A Napa Valley-style dining experience will soon be available just outside of Wichita
Soon, Wichitans will be able to have a Napa Valley-esque experience — complete with wine and dinner enjoyed with views of a vineyard — without leaving the state.
Inspired by their clients’ desire to enjoy their wine outdoors during the COVID-19 pandemic — and by the fact that wedding business has slowed significantly over the last year — the owners of Grace Hill Winery in nearby Whitewater are about to introduce a large new vineyard-side patio and an outdoor bar.
Not only that, but they’re also about to start experimenting with something they’ve long wanted to add to their list of services: lunch and dinner.
Starting on April 30, the winery will begin staying open later on weekend nights, serving wines by the bottle, glass or flight from an outdoor bar on its new 2,000 square-foot-patio and offering a menu of panini sandwiches. The owners hope to eventually expand the menu to include other options like pizza.
The winery has always offered tastings onsite, and owners had long toyed with the idea of offering vineyard-adjacent dining. But before the pandemic hit, they weren’t sure how to do it.
“The thing we always ran into was we usually had weddings to compete with it,” Sollo said. “But with the pandemic cutting out most of our weddings, this is kind of a natural transition.”
The patio, which is on the east side of the winery’s event center, is still under construction, and the owners plan to add more outdoor furniture and some type of shade structure. It sits about 15 feet from the vineyard, and in addition to Grace Hill wines, visitors will also be able to order wine slushies and beer.

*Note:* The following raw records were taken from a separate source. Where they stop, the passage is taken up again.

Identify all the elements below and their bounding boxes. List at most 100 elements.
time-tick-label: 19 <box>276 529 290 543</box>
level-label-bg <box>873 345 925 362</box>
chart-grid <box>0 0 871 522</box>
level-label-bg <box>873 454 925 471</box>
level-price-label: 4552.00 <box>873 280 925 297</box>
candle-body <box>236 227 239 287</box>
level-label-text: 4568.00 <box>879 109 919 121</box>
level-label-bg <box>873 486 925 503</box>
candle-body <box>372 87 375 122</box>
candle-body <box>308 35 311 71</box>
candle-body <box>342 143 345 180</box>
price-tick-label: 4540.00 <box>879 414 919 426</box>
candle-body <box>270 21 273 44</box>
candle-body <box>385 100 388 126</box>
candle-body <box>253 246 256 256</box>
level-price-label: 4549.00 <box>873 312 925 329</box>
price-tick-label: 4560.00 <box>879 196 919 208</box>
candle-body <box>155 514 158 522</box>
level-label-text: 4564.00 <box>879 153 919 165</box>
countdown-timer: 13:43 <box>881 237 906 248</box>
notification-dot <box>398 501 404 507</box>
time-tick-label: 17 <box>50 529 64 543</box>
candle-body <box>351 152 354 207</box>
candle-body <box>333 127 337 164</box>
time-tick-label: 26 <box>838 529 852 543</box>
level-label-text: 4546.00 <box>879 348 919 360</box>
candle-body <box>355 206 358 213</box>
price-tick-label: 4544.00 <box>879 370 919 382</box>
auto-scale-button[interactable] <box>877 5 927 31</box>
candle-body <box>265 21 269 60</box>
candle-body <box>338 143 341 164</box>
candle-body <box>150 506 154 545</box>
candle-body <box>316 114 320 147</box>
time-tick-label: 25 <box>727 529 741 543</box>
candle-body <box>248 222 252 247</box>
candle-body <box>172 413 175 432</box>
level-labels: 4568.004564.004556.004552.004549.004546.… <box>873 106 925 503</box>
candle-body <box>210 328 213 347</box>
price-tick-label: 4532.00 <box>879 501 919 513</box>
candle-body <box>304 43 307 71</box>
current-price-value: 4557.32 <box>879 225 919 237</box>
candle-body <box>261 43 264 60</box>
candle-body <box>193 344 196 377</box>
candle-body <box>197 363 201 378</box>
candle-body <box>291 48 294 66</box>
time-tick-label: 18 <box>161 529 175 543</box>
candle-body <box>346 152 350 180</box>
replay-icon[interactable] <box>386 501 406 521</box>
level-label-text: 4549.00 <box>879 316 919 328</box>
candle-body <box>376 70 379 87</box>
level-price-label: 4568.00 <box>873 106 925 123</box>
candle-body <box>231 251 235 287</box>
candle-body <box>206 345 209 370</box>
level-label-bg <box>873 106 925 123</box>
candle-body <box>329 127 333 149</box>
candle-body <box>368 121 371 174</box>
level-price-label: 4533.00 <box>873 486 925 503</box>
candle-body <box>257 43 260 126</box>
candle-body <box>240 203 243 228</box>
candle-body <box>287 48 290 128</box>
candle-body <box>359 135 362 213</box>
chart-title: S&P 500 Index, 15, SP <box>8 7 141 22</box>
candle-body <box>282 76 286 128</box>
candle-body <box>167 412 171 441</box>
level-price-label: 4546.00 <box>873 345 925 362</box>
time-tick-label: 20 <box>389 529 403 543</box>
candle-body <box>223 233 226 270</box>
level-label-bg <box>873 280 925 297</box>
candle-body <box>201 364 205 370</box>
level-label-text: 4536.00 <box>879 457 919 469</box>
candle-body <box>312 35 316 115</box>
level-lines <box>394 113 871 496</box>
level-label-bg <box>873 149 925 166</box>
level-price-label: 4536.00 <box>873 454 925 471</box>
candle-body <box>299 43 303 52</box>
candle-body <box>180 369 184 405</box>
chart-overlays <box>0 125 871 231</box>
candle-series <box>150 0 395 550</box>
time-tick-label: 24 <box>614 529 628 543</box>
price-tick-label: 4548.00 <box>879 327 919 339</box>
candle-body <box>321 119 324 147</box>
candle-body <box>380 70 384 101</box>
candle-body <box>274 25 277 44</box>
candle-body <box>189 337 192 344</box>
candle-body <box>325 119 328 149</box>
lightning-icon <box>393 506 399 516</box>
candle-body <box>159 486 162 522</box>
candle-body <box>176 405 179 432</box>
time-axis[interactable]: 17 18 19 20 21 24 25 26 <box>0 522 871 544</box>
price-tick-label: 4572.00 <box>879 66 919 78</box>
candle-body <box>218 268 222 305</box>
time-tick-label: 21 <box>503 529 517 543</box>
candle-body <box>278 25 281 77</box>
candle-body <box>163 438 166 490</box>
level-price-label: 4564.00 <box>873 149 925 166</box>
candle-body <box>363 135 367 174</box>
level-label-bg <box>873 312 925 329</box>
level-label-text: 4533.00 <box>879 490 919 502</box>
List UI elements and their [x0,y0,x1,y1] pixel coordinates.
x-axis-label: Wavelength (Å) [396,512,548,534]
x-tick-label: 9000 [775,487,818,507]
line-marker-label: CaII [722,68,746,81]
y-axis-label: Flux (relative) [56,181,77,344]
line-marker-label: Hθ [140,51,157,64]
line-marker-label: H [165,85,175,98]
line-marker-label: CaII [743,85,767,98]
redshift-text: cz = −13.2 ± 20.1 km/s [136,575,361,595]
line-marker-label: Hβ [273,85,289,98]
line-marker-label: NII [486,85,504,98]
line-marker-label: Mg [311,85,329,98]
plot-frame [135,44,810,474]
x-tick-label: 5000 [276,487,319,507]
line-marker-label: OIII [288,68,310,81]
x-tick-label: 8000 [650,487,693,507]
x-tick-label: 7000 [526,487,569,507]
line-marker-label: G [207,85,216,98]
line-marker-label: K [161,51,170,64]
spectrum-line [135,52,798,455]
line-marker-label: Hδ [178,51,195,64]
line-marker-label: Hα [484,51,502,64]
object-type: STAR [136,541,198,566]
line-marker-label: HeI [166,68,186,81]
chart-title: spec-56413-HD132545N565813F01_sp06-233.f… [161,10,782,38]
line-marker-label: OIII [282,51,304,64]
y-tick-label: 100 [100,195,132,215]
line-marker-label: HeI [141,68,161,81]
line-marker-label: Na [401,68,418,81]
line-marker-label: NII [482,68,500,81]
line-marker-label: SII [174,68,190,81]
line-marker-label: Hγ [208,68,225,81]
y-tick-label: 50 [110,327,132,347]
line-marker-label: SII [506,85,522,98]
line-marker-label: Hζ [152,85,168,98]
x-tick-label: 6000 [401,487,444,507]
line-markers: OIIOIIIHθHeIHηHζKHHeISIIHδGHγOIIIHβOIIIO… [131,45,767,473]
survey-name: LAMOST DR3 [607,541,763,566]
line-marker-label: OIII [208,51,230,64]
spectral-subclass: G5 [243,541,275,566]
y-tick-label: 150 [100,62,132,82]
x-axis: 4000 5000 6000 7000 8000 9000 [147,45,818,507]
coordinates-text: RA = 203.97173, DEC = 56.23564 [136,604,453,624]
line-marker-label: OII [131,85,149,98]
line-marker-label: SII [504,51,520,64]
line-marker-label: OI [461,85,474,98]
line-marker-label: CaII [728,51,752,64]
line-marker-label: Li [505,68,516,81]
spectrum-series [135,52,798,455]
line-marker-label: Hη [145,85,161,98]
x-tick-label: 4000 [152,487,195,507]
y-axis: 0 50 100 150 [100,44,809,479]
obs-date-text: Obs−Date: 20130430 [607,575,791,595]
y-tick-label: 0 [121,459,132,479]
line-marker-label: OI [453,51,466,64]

Starting on April 30, the patio and kitchen will be open from noon to 6 p.m. Thursdays, Sundays and Mondays and from noon until sunset, which is usually about 8:30 p.m., Fridays and Saturdays. (The winery will close the patio early a few times over the spring and summer for weddings, so people should check social media for those.)
Most nights, visitors will also be able to enjoy lawn games in a courtyard area on the other side of the hedgerow from the patio. It’s usually occupied by weddings but is now more available, Sollo said.
Grace Hill Winery, which is 30 miles northeast of Wichita, is owned by Dave and Natalie Sollo. Jeff Sollo is their son and helps run the place.
The winery includes 11 acres and 4,500 vines, and over the 13 years the family has run Grace Hill, they’ve added a tasting room and event center. The winery harvests about 30 tons of grapes each year and grows chambourcin, norton, seyval, chardonel, muskat, vignoles and crimson cabernet grapes, which are turned into about 20 different varieties of wine. Grace Hill offers both red and white wines, both dry and sweet.
The winery is also known for accepting volunteers each fall to help with harvest in the vineyards, and people clamor to sign up for grape picking spots. They’re rewarded with a picnic lunch and the ability to say they’ve worked in a vineyard.
Grace Hill served in a Kansas City castle
The addition of food and an outdoor bar isn’t the only big news at Grace Hill, either.
The Sollos have formed a partnership with the owners of Wandering Vine, a new business that has taken over the historic 1907 Caenen Castle at 12401 Johnson Drive in Shawnee — a suburb of Kansas City.
The new owners are billing Wandering Vine as an “urban winery experience,” and they’re operating it as a restaurant, too. It serves lunch, dinner, brunch and small plates, and Grace Hill wines are on its wine menu. Chef Renee Kelly renovated the building starting in 2003 and ran a farm-to-table restaurant called Renee Kelly’s Harvest there until 2017.
Wandering Vines has also devoted a room off the castle’s patio exclusively to Grace Hill wines. Now, people in the Kansas City area can purchase 15 different Grace Hill wines by the bottle and take them home to enjoy.
Sollo said the family is excited about that project, too.
“Wichita has always been very good to us, and people have always enjoyed our wines,” he said. “We’re always interested to see how we’ll do in other markets, and this is our first foray into that.”